5月19日、画家のホシ ミサさんをお迎えして、第21回 大人の絵遊び 500色の色えんぴつ画 重ねかさねて 草花のいのちと出会う 入門編を開催しました。
今回のモチーフは草花。各テーブルに置かれた花や花瓶は、ホシさん自らがご用意くださいました。
バラやトルコキキョウ、ラベンダーにスモークツリー。たくさんの草花は、すべてご自宅のお庭に咲いていたもの。
このみずみずしい草花を、世界一の色数といわれる500色の色えんぴつを使って描きます。
色えんぴつ画に限らず、絵を描くときは、1色で塗ろうと思わないでくださいとホシさん。
木の芽時の若葉色、夏の日差しを浴びた濃い緑、鮮やかな紅葉に冬枯れの茶色。ひとつの葉の中にも、いろんな色が入っています。緑の奥にひそむ色を、色えんぴつで重ね、想像力豊かに自由に描いてほしいとおっしゃいます。
1本の色えんぴつでも、筆圧を変えることで、10段階ほどのグラデーションが表現できます。
つまり、500色の色えんぴつなら、なんと5,000色にも!
また、色えんぴつの持ち方も、筆持ちと横持ち(ドラム持ち)とで、描くニュアンスが変わってきます。
色の重ね方も、縦塗りと横塗りとで、いろんな表情を出すことができます。
基本的なレクチャーのあと、さっそくスタート。まずは構図を決めることから。
両手の親指と人差指で四角いフレームをつくり、草花に近づけたり、離してみたり、あれこれと角度を変えて眺めてみます。
花瓶の花を描く方はもちろん、花一輪を机に置く方、手に取って描く方。
ホシさんの作品も参考にしながら、それぞれにこだわりの構図で描きはじめます。
今回の教室は美術室。
北向きの高い窓から、ホシさんいわく、安定した良い光が入ってきます。この光と影を見ながら描くと上手く描けるそうですが、それもなかなか難しく…。
そんな時は、目を細めることで、暗いところ、明るいところが見えやすくなります。また、白黒写真ならどうなるかを想像することもひとつの方法だとか。
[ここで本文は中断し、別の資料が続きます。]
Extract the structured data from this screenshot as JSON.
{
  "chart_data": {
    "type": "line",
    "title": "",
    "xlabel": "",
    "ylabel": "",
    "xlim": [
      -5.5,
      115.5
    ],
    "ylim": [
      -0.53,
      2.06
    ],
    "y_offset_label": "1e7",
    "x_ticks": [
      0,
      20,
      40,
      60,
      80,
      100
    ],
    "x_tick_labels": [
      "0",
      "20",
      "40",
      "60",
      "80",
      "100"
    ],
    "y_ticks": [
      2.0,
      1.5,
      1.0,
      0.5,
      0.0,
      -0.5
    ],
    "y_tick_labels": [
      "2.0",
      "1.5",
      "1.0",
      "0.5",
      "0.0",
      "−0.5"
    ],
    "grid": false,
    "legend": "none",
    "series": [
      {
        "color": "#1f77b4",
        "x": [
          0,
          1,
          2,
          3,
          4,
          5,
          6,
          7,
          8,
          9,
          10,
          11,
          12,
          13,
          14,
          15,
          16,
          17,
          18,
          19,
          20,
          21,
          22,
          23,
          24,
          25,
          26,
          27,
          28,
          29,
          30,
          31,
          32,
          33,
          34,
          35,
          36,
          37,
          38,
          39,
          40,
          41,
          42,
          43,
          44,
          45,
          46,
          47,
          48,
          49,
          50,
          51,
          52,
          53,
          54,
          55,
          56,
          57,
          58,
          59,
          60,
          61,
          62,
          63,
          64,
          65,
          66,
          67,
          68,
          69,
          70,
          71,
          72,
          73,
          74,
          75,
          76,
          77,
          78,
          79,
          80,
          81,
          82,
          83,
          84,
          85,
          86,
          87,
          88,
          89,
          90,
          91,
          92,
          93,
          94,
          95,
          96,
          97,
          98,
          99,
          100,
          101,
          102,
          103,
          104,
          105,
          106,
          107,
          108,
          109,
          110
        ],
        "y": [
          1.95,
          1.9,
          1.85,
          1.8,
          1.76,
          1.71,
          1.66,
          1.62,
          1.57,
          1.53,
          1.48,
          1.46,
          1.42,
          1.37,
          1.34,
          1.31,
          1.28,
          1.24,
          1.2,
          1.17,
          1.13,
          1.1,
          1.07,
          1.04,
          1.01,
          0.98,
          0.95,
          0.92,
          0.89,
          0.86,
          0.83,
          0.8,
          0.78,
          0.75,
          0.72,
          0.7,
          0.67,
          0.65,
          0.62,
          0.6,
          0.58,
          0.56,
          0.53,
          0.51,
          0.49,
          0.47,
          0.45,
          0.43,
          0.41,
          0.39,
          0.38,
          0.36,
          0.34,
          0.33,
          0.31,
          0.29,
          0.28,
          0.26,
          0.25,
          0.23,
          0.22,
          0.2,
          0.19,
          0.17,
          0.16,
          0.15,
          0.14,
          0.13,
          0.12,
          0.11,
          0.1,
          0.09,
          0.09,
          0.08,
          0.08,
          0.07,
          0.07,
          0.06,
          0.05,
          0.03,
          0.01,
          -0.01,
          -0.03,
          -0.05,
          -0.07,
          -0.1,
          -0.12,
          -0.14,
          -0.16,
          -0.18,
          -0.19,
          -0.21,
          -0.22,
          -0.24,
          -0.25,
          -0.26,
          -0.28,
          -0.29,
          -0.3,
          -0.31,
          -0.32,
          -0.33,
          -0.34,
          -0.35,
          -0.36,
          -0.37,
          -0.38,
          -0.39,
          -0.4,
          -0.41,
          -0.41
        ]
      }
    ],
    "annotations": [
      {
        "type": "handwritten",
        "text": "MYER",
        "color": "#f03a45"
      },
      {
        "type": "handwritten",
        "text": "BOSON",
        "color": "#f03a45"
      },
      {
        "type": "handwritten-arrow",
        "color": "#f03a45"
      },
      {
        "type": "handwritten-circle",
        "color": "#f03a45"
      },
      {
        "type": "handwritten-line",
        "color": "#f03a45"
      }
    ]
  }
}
ホシさんは、各テーブルをまわりながら、一人一人に声をかけ、丁寧にアドバイスをくださいます。
時には、自ら色えんぴつをとり、ワンポイントレッスン。
色を重ねる時には、ベースに別の色を塗っておきます。
たとえば、赤や茶色を塗ってから緑を重ねることで、より深みが出ます。
花や葉のついている所にはエネルギーがあるので、その部分を描き込むことで、全体が生き生きと見えてきます。
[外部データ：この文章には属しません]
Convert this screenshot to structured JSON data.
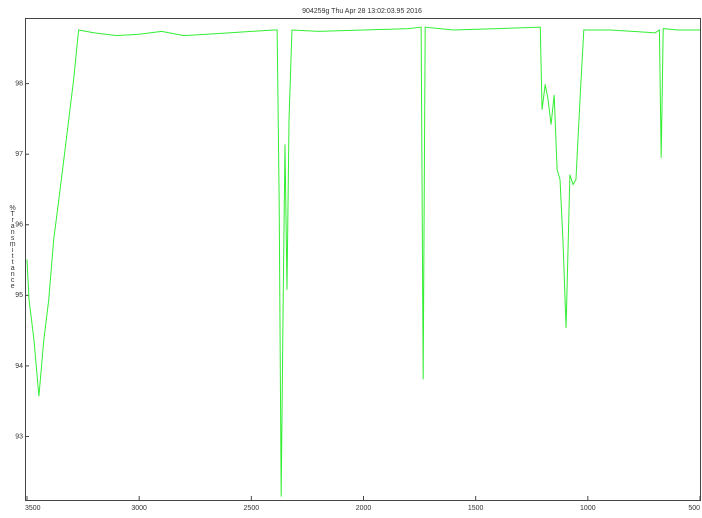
{
  "chart_data": {
    "type": "line",
    "title": "904259g   Thu Apr 28 13:02:03.95 2016",
    "y_label": "%Transmittance",
    "xlim": [
      3500,
      500
    ],
    "xticks": [
      3500,
      3000,
      2500,
      2000,
      1500,
      1000,
      500
    ],
    "ylim": [
      92.1,
      98.93
    ],
    "yticks": [
      93,
      94,
      95,
      96,
      97,
      98
    ],
    "series": [
      {
        "color": "#33ee33",
        "x": [
          3500,
          3491,
          3469,
          3447,
          3425,
          3403,
          3381,
          3358,
          3336,
          3314,
          3292,
          3270,
          3200,
          3100,
          3000,
          2900,
          2800,
          2700,
          2600,
          2500,
          2400,
          2385,
          2376,
          2367,
          2358,
          2350,
          2341,
          2332,
          2319,
          2200,
          2000,
          1800,
          1743,
          1734,
          1725,
          1600,
          1400,
          1212,
          1204,
          1190,
          1177,
          1164,
          1150,
          1137,
          1124,
          1111,
          1097,
          1080,
          1066,
          1053,
          1035,
          1018,
          900,
          800,
          700,
          681,
          673,
          664,
          600,
          500
        ],
        "values": [
          95.51,
          94.94,
          94.37,
          93.57,
          94.37,
          94.94,
          95.79,
          96.36,
          96.92,
          97.49,
          98.06,
          98.76,
          98.72,
          98.68,
          98.7,
          98.74,
          98.68,
          98.7,
          98.72,
          98.74,
          98.76,
          98.76,
          96.36,
          92.15,
          94.94,
          97.14,
          95.08,
          97.49,
          98.76,
          98.74,
          98.76,
          98.78,
          98.8,
          93.81,
          98.8,
          98.76,
          98.78,
          98.8,
          97.63,
          97.99,
          97.77,
          97.42,
          97.84,
          96.78,
          96.64,
          95.79,
          94.54,
          96.71,
          96.57,
          96.64,
          97.77,
          98.76,
          98.76,
          98.74,
          98.72,
          98.76,
          96.95,
          98.78,
          98.76,
          98.76
        ]
      }
    ]
  }
}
影を見つけて描くと、光が浮き上がります。遠慮せず思い切って…というアドバイスで、しっかり影を塗り重ねると、ぐっと奥行きが出て、立体感が出てきます。
また、自分では表現しきれなかったものを見るのも勉強と、リフレッシュタイムもかねて、他の方の作品を見てまわることに。あちらこちらで、感嘆の声も聞こえてきます。
「500色の色えんぴつを、使えるだけ使ってください」というホシさんの言葉に、さらに様々な色を使っての総仕上げ。
サインと日付を入れると作品の完成です。
最後はみんなで鑑賞会。
ホシさんが一人一人の作品を紹介してくださいます。
500色を活かした、絵本の挿し絵にしたいような作品や、ダイナミックな作品。
可憐な作品から、光と影をとらえたリアルな作品まで。
ホシさんも驚くほど、配置の感性が素晴らしい方が多く、思わず「素人ではないですね」というひと言も。
ホシさんからの温かいコメントやみんなの拍手が、嬉しくもあり、恥ずかしくもあり。
雨上がりの優しい光の中、みなさんの笑顔と色とりどりの作品が虹のように広がる一日でした。